Jarosława Kaczyńskiego na spotkaniu w Gnieźnie zapytano o jego sposób na dotarcie do młodych ludzi. - Młodzież jest pod bardzo wielkim wpływem smartfonów. Tu rzeczywiście my dużych możliwości nie mamy, ale będziemy prowadzili wielkie kontrakcje w tej dziedzinie i jakąś część młodzieży, bo jest demokracja, to zawsze chodzi o część, do siebie przyciągniemy - powiedział. Wspomniał także, że obserwuje młodzież bawiącą się nocami w centrum stolicy. - Mam takie wrażenie, daj Boże, że nieprawdziwe, że niewielu z nich przekonamy - powiedział prezes PiS.
Jarosław Kaczyński był w sobotę w Gnieźnie. Po jego wystąpieniu odczytywano z kartki pytania do prezesa PiS. Wśród nich znalazło się pytanie o młodsze pokolenie.
"Panie prezesie, elektorat Prawa i Sprawiedliwości powszechnie uważany jest jako grupa ludzi dość zaawansowana wiekowo. Jak pan prezes zamierza przekonać młodych wyborców, aby poszli na wybory i zagłosowali na Prawo i Sprawiedliwość" - brzmiało.
- Choćby tym, że tym razem, jestem o tym przekonany, zostanie zrealizowany program mieszkaniowy - odparł Kaczyński. Wspomniał też o programie zerowego podatku PIT dla osób do 26. roku życia. - To jakby troszkę nie przekonało - przyznał.
- Młodzież jest pod bardzo wielkim wpływem smartfonów, mówiąc w przenośni. Tu rzeczywiście my z kolei dużych możliwości nie mamy, ale będziemy prowadzili wielkie kontrakcje w tej dziedzinie i jakąś część młodzieży, bo jest demokracja, to zawsze chodzi o część, do siebie przyciągniemy - mówił dalej. - Motyw patriotyczny, ten przykład Ukrainy może na część młodzieży oddziaływać, może niektórych doprowadzić do poczucia pewnego wstydu, bo tamci młodzi ludzie rzeczywiście pokazują, że można być naprawdę kimś dzielnym, odważnym, można być naprawdę bohaterem - dodał.
Według Kaczyńskiego "w kulturze tej europejskiej, wyrosłej z kultury rycerskiej było to bardzo wysoko cenione". - I oni takimi rycerzami są. Chciałbym, żeby w Polsce wśród młodych ludzi było jak najwięcej właśnie takich rycerzy. Są bardzo bardzo potrzebni w dzisiejszych czasach - dodał, zaznaczając, że "to nie jedyny motyw", do którego PiS zamierza się odwoływać.

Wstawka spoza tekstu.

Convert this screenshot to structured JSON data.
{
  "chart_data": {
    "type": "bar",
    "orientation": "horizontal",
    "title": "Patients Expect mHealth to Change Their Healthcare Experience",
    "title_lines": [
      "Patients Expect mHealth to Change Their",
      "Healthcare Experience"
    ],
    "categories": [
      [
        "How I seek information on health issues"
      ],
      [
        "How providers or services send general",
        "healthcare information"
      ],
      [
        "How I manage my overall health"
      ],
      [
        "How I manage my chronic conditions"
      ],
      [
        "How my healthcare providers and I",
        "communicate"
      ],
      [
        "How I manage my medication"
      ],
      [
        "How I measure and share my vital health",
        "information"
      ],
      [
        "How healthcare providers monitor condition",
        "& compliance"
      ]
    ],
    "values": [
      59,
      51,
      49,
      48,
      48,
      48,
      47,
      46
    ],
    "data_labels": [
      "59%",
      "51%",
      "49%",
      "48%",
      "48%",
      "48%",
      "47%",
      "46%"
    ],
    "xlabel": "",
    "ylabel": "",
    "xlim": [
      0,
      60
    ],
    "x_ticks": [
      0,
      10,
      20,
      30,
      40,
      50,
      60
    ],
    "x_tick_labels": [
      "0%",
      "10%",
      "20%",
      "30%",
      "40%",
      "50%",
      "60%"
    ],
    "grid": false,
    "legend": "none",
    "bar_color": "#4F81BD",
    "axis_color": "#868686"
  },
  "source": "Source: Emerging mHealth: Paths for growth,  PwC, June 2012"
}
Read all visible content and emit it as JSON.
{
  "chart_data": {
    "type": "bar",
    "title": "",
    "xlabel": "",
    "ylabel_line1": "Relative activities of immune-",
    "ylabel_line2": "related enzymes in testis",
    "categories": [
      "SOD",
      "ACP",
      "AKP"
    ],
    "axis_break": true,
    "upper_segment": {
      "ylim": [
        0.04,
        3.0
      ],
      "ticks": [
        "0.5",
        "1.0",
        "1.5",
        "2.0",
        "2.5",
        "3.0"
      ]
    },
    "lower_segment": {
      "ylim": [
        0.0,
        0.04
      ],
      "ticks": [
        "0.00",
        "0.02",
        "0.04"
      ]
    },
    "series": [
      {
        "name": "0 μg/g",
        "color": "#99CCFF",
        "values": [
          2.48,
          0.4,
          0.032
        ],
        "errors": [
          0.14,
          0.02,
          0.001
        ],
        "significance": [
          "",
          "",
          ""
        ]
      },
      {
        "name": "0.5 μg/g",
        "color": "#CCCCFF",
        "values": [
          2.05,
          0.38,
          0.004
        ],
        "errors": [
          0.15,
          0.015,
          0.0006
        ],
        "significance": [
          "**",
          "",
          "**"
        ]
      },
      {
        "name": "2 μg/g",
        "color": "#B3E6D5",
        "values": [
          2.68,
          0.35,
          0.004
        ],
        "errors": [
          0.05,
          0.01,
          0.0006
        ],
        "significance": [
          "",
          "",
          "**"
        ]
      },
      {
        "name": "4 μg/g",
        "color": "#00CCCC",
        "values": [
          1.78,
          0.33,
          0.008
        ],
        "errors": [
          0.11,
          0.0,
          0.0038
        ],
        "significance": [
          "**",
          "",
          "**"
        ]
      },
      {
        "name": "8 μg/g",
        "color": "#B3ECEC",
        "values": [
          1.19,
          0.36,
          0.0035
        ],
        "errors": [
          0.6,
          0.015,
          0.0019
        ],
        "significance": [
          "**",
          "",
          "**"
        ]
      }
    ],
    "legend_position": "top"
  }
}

- Krótko mówiąc: jest tu bardzo wiele do zrobienia. Uczynimy tutaj ogromny wysiłek, ale nie sądzę, żeby dzisiaj do młodzieży był jakiś jeden klucz. Sądzę, że takiego jednego klucza w tej chwili nie ma. Poglądy są bardzo różne, ja widzę często młodzież, która bawi się nocami w Śródmieściu Warszawy, bo ja często bardzo późno wracam z pracy, mam takie wrażenie, daj Boże, że nieprawdziwe, że niewielu z nich przekonamy - powiedział dalej. - Ale jest także inna młodzież - dodał.
Przeciwnicy pod aulą
Na zewnątrz auli, w której odbywało się spotkanie, zebrali się przeciwnicy rządu. Podczas wyjścia polityka ze spotkania było sporo obraźliwych okrzyków, ale obyło się bez interwencji policji.
- Non stop podwyżki, non stop podwyżki. Człowieka szlag trafia - mówił jeden z mężczyzn pod aulą szkoły, w której miało miejsce spotkanie. - Fakt podzielenia nas w tak dużym stopniu jest grzechem niewybaczalnym - dodała jedna z kobiet.
Pojawili się również zwolennicy partii rządzącej. - To jest nasza partia, bardzo dobrze rządzi, jesteśmy zadowoleni. Żyje nam się o wiele lepiej niż kiedyś - mówili między innymi.